Wann gebe ich 401 vs. 403 zurück?
401 Unauthorized bedeutet, der Client hat sich nicht authentifiziert oder die gesendeten Anmeldedaten sind ungültig — die Antwort sollte einen WWW-Authenticate-Header enthalten. 403 Forbidden bedeutet, der Server weiß, wer der Client ist, und verweigert das Ausliefern dieser Ressource trotzdem. Einloggen behebt 401; Einloggen behebt nicht 403.
Sollte ich 404 oder 410 für nicht mehr existierende Ressourcen verwenden?
404 Not Found bedeutet „Ich finde das nicht; es könnte irgendwo existieren oder zurückkommen.“ 410 Gone bedeutet „Diese Ressource war hier, sie wurde absichtlich entfernt, suche nicht erneut nach ihr.“ Suchmaschinen entfernen 410-URLs schneller aus dem Index als 404, also ist 410 die richtige Wahl für stillgelegte Seiten, die du nicht erneut crawlen lassen willst.
Wie lese ich einen Statuscode beim Debuggen einer API?
Lies zuerst die Klasse (4xx vs. 5xx sagt dir, auf welcher Seite du suchen musst), dann den spezifischen Code, dann den Response-Body. Der Body trägt meist die eigentliche Fehlermeldung und einen internen Fehlercode; der HTTP-Status ist nur die Kategorie. Inspiziere immer Header wie Retry-After, WWW-Authenticate und Location zusätzlich zum Status.
Schaden Nicht-2xx-Codes der SEO?
Manche schon, manche nicht.
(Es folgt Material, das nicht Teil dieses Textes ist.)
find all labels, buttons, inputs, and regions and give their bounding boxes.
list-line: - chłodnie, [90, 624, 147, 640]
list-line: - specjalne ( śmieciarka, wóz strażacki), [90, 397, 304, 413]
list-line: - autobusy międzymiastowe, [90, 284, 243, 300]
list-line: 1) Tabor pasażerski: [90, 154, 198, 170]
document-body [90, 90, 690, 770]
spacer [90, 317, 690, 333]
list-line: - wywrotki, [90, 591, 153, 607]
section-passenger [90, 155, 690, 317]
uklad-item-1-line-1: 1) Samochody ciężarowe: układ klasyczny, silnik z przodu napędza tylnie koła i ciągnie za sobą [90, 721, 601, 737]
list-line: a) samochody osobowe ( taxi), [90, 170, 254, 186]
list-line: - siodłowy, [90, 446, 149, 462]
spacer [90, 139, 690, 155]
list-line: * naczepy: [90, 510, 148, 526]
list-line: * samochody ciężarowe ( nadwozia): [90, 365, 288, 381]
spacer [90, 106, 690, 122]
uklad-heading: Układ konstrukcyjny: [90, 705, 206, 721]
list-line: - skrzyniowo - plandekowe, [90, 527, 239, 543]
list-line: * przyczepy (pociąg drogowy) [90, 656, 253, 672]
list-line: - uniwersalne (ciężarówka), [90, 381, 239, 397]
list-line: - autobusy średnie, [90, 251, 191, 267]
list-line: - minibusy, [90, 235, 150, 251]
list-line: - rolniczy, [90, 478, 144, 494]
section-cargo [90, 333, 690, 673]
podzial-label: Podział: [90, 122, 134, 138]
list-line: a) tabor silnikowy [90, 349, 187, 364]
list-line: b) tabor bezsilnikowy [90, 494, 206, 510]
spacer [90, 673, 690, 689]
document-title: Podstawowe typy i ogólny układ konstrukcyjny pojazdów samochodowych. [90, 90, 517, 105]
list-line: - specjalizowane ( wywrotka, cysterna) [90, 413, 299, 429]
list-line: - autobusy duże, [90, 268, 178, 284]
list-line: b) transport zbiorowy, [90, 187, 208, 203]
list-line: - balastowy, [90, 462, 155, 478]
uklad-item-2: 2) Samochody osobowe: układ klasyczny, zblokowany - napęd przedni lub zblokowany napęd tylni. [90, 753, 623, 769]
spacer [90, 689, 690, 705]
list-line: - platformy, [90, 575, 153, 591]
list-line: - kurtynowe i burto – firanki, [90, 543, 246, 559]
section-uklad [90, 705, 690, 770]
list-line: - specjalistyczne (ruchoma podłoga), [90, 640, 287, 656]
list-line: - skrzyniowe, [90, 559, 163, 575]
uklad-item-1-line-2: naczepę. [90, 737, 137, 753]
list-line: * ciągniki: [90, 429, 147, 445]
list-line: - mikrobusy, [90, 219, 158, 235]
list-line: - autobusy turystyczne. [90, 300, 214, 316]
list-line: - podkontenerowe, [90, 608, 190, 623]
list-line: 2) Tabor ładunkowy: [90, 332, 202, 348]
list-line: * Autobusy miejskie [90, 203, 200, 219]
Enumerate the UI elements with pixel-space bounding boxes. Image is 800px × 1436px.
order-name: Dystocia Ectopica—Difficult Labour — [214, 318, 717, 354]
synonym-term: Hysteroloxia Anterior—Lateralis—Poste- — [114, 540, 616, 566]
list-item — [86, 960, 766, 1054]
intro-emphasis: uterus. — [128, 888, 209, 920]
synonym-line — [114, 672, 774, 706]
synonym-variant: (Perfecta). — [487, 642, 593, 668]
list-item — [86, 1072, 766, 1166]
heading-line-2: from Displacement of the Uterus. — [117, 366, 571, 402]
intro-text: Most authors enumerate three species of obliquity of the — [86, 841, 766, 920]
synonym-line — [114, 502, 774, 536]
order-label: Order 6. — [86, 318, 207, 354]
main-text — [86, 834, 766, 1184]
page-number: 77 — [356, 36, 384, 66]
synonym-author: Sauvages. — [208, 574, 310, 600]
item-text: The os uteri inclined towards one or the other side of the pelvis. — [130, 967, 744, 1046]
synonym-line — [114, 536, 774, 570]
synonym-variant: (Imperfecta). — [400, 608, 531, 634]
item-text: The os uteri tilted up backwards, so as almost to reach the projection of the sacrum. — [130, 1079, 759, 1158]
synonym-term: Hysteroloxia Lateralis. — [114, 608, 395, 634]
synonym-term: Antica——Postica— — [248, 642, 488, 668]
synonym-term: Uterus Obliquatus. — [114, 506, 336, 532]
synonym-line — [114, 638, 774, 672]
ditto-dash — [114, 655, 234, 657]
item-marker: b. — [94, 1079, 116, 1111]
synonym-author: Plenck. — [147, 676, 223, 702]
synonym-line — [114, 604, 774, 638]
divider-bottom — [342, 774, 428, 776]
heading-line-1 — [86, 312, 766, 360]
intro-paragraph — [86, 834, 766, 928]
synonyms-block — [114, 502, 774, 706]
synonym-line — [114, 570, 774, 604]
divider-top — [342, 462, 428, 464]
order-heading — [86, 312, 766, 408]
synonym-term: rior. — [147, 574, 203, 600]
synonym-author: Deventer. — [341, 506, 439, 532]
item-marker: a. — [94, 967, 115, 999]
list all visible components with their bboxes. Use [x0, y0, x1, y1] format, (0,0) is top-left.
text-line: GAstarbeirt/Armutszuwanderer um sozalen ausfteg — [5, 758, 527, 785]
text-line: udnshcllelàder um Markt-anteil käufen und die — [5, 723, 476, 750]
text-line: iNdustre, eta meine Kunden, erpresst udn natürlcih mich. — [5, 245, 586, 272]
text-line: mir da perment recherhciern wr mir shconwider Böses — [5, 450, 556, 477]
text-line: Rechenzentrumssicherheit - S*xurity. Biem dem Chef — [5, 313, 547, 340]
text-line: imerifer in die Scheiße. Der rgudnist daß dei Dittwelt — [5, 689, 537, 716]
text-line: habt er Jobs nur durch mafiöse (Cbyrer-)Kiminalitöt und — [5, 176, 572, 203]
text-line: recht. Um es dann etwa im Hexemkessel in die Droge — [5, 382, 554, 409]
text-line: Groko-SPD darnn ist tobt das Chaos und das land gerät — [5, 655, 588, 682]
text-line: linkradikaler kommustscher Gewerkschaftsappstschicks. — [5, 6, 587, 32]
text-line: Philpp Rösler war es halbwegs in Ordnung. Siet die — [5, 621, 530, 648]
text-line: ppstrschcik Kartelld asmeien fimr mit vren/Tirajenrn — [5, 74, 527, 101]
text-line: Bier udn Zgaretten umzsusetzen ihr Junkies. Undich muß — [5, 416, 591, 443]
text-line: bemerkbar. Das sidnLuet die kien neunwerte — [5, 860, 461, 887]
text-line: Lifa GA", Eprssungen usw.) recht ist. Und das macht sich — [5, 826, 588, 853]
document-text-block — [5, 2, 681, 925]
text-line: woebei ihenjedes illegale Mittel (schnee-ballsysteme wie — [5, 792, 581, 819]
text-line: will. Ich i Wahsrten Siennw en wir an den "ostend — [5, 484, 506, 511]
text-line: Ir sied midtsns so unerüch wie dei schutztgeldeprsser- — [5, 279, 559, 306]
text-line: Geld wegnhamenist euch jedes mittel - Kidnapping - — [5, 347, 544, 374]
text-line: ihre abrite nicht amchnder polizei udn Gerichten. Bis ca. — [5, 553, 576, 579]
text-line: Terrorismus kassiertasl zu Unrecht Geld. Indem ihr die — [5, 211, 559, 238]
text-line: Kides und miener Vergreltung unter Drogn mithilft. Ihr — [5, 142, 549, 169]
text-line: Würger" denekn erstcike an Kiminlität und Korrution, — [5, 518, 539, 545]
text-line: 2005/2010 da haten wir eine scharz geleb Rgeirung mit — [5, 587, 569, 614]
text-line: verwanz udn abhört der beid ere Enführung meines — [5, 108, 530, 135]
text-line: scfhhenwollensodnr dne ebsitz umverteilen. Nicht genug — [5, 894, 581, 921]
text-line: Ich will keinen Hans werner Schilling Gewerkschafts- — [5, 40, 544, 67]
Lang anhaltende 5xx-Antworten signalisieren eine unzuverlässige Seite und Suchmaschinen reduzieren irgendwann die Crawl-Frequenz. 301/308-Weiterleitungen geben Linkkraft weiter; 302/307 nicht. 410 entfernt Seiten aus dem Index; 404er bleiben länger hängen. 200 mit einem Soft-404-Body (eine echte „nicht gefunden“-Seite, die 200 zurückgibt) ist schlechter für SEO als ein echtes 404, weil es den Index mit leeren Seiten füllt.
Wofür sind 418, 451 und andere ungewöhnliche Codes?
418 „I'm a teapot“ ist der berühmte Aprilscherz-Code aus RFC 2324 — echte Dienste sollten ihn in Production niemals zurückgeben. 451 Unavailable For Legal Reasons signalisiert, dass die Ressource aufgrund einer rechtlichen Forderung blockiert ist (benannt nach Bradburys Fahrenheit 451). 429 Too Many Requests signalisiert Rate Limiting und sollte mit einem Retry-After-Header gepaart werden. 503 Service Unavailable ist der richtige Code für geplante Wartungsarbeiten.